Do Courts Use Them in Domestic Violence Cases?
PART TWO
The more experience we have, the more comfortable we are relying on our “gut instincts” about people and their behavior. But when it comes to adjudicating cases, our system of jurisprudence does not condone gut feelings as a basis for judicial decisions. As discussed in Part 1 of this series, risk assessments and lethality/danger assessments can take the guesswork out of determining whether someone is likely to reoffend violently.
Many law enforcement agencies and other first responder organizations currently use accurate, evidence-based, empirically validated risk and lethality assessment tools specifically designed for intimate partner violence.
But what about courts? Are any courts using these instruments to help with pretrial release or probation decisions? Are judges using lethality factors to inform their decisions in civil protection order cases? The answer to these questions is: Yes.
On the civil side, a recent case from the Kentucky Supreme Court, Pettingill v. Pettingill, 480 S.W.3d 920 (Ky. 2015, reh. den. Feb. 18, 2016) involved an appeal from a trial court’s granting of a civil protection order against a husband/respondent after an evidentiary hearing. While granting the order and making a finding that domestic violence had occurred, the trial court judge made an entry in the docket sheet of some very specific findings, including respondent: avoided service; abused the family pet; cyber stalked wife/petitioner; threatened the life of his ex-wife in presence of his wife/petitioner; and exhibited possessive, jealous behavior by monitoring wife/petitioner’s cell phone.
Respondent appealed the granting of the civil protection order arguing that the trial court judge did not apply the proper standard of proof and unlawfully used, and impermissibly took judicial notice of, domestic violence lethality factors. The Supreme Court disagreed, holding that a judge can only take judicial notice of facts. Since lethality factors are not facts, but risk factors, they are not capable of judicial notice. The Kentucky Supreme Court found that “all the adjudicative facts were proven through testimony” at the hearing, and the “list of lethality factors—presumably contained in the court’s mind—was judicial knowledge rather than judicial notice.”

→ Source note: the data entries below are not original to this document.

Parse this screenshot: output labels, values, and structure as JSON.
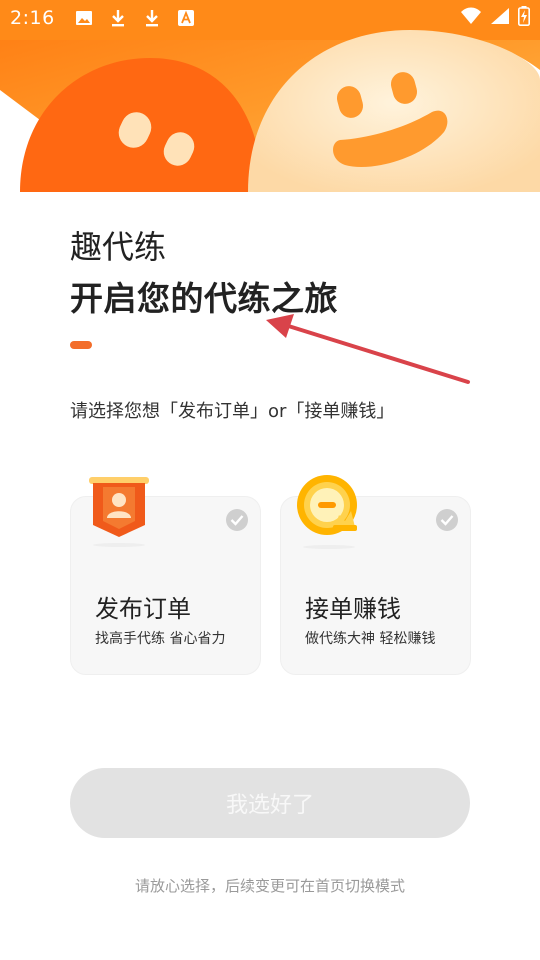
{
  "status_bar": {
    "time": "2:16",
    "icons": [
      "image-icon",
      "download-icon",
      "download-icon",
      "font-icon"
    ],
    "right_icons": [
      "wifi-icon",
      "signal-icon",
      "battery-icon"
    ]
  },
  "hero": {
    "colors": {
      "background": "#ff8c1a",
      "left_blob": "#ff6a12",
      "right_blob": "#fde2b8",
      "eyes": "#ffe0b0",
      "mouth": "#ff9a2e"
    }
  },
  "app_name": "趣代练",
  "headline": "开启您的代练之旅",
  "instruction": "请选择您想「发布订单」or「接单赚钱」",
  "options": [
    {
      "title": "发布订单",
      "subtitle": "找高手代练 省心省力",
      "icon": "user-badge-icon",
      "selected": false
    },
    {
      "title": "接单赚钱",
      "subtitle": "做代练大神 轻松赚钱",
      "icon": "coin-badge-icon",
      "selected": false
    }
  ],
  "confirm_label": "我选好了",
  "footnote": "请放心选择，后续变更可在首页切换模式",
  "accent_color": "#f36d2a"
}
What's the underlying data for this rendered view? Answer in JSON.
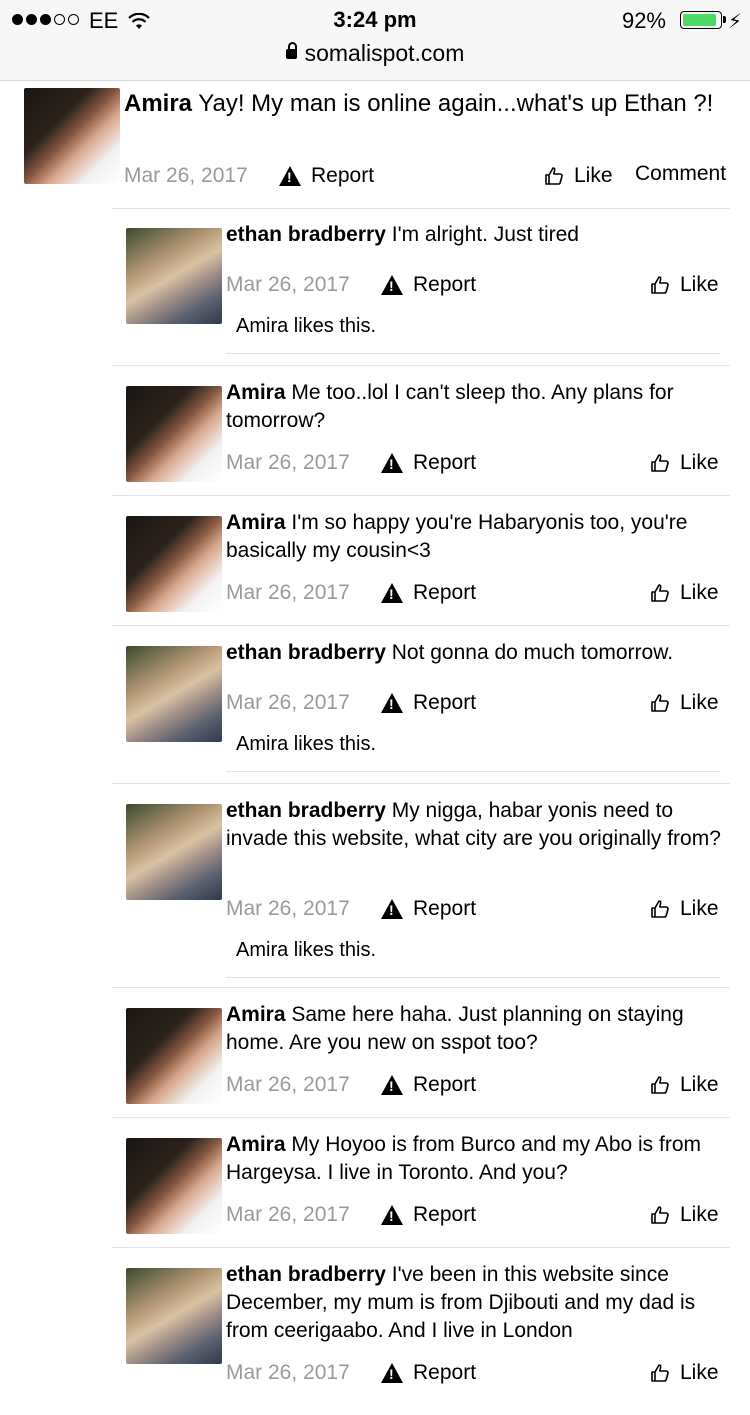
{
  "status_bar": {
    "carrier": "EE",
    "time": "3:24 pm",
    "battery": "92%",
    "battery_level": 0.92
  },
  "url_bar": {
    "domain": "somalispot.com"
  },
  "actions": {
    "report": "Report",
    "like": "Like",
    "comment": "Comment"
  },
  "likes_text": "Amira likes this.",
  "thread": {
    "author": "Amira",
    "text": "Yay! My man is online again...what's up Ethan ?!",
    "date": "Mar 26, 2017"
  },
  "replies": [
    {
      "author": "ethan bradberry",
      "text": "I'm alright. Just tired",
      "date": "Mar 26, 2017",
      "liked": true
    },
    {
      "author": "Amira",
      "text": "Me too..lol I can't sleep tho. Any plans for tomorrow?",
      "date": "Mar 26, 2017",
      "liked": false
    },
    {
      "author": "Amira",
      "text": "I'm so happy you're Habaryonis too, you're basically my cousin<3",
      "date": "Mar 26, 2017",
      "liked": false
    },
    {
      "author": "ethan bradberry",
      "text": "Not gonna do much tomorrow.",
      "date": "Mar 26, 2017",
      "liked": true
    },
    {
      "author": "ethan bradberry",
      "text": "My nigga, habar yonis need to invade this website, what city are you originally from?",
      "date": "Mar 26, 2017",
      "liked": true
    },
    {
      "author": "Amira",
      "text": "Same here haha. Just planning on staying home. Are you new on sspot too?",
      "date": "Mar 26, 2017",
      "liked": false
    },
    {
      "author": "Amira",
      "text": "My Hoyoo is from Burco and my Abo is from Hargeysa. I live in Toronto. And you?",
      "date": "Mar 26, 2017",
      "liked": false
    },
    {
      "author": "ethan bradberry",
      "text": "I've been in this website since December, my mum is from Djibouti and my dad is from ceerigaabo. And I live in London",
      "date": "Mar 26, 2017",
      "liked": false
    }
  ]
}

The trial court was allowed to use “background knowledge of domestic violence risk factors to inform its judgment as to whether the facts of this case indicated that domestic violence may occur again.” This case supports a judge who uses training on lethality factors in deciding a case, and referring to that training in articulating the reasons for granting an order of protection.
The state of Illinois incorporates known domestic violence lethality factors in its bail statute. When an individual is charged with a crime involving an intimate partner, such as a violation of a protection order, judges may consider some aspects of the individual’s background that are directly correlated with evidence-based danger assessment.
For example, a judge may explore whether there is a history of domestic violence, access to weapons, abuse of pets, a record of violating court orders, a recent separation from the alleged victim, obsessive or controlling behavior, threats of suicide or homicide, and whether the current incident involved strangulation. The statute authorizes a judge to order a defendant to undergo a formal risk assessment evaluation, and specifically excludes victim interviews as a source of information for that evaluation.
Courts in Virginia, Minnesota, New York, and California have promulgated bench guides for judges to use in civil, criminal, and family law cases. Their bench cards incorporate risk and lethality factors, and contain instructions (and cautions) for their use. One important caveat involves the propriety of obtaining relevant information from an alleged victim, either in open court or through a form that will be discoverable.
Requiring a victim to supply information could place her or him in an untenable position, and judges can usually acquire it from other sources. Some of the guides simply consist of checklists of lethality factors, and provide no advice to a judge about what to do if certain boxes are checked. In some states, a member of the court staff will complete a form that is incorporated into a custody evaluation report, or is used at a bail hearing for a defendant arrested for a family violence crime.
Many of the bench guides are intended to make a judge aware of the potential for danger in a given relationship and are not meant to require a certain outcome in a case. Experts in assessing dangerous situations will often supply bench guides as part of their presentations at judicial education sessions.
Judges don’t have to rely on gut feelings to assess the likelihood of repetitive domestic violence. Empirical tools are available to assist with these difficult decisions. The key is to become educated about the ways to use, and not to use, them.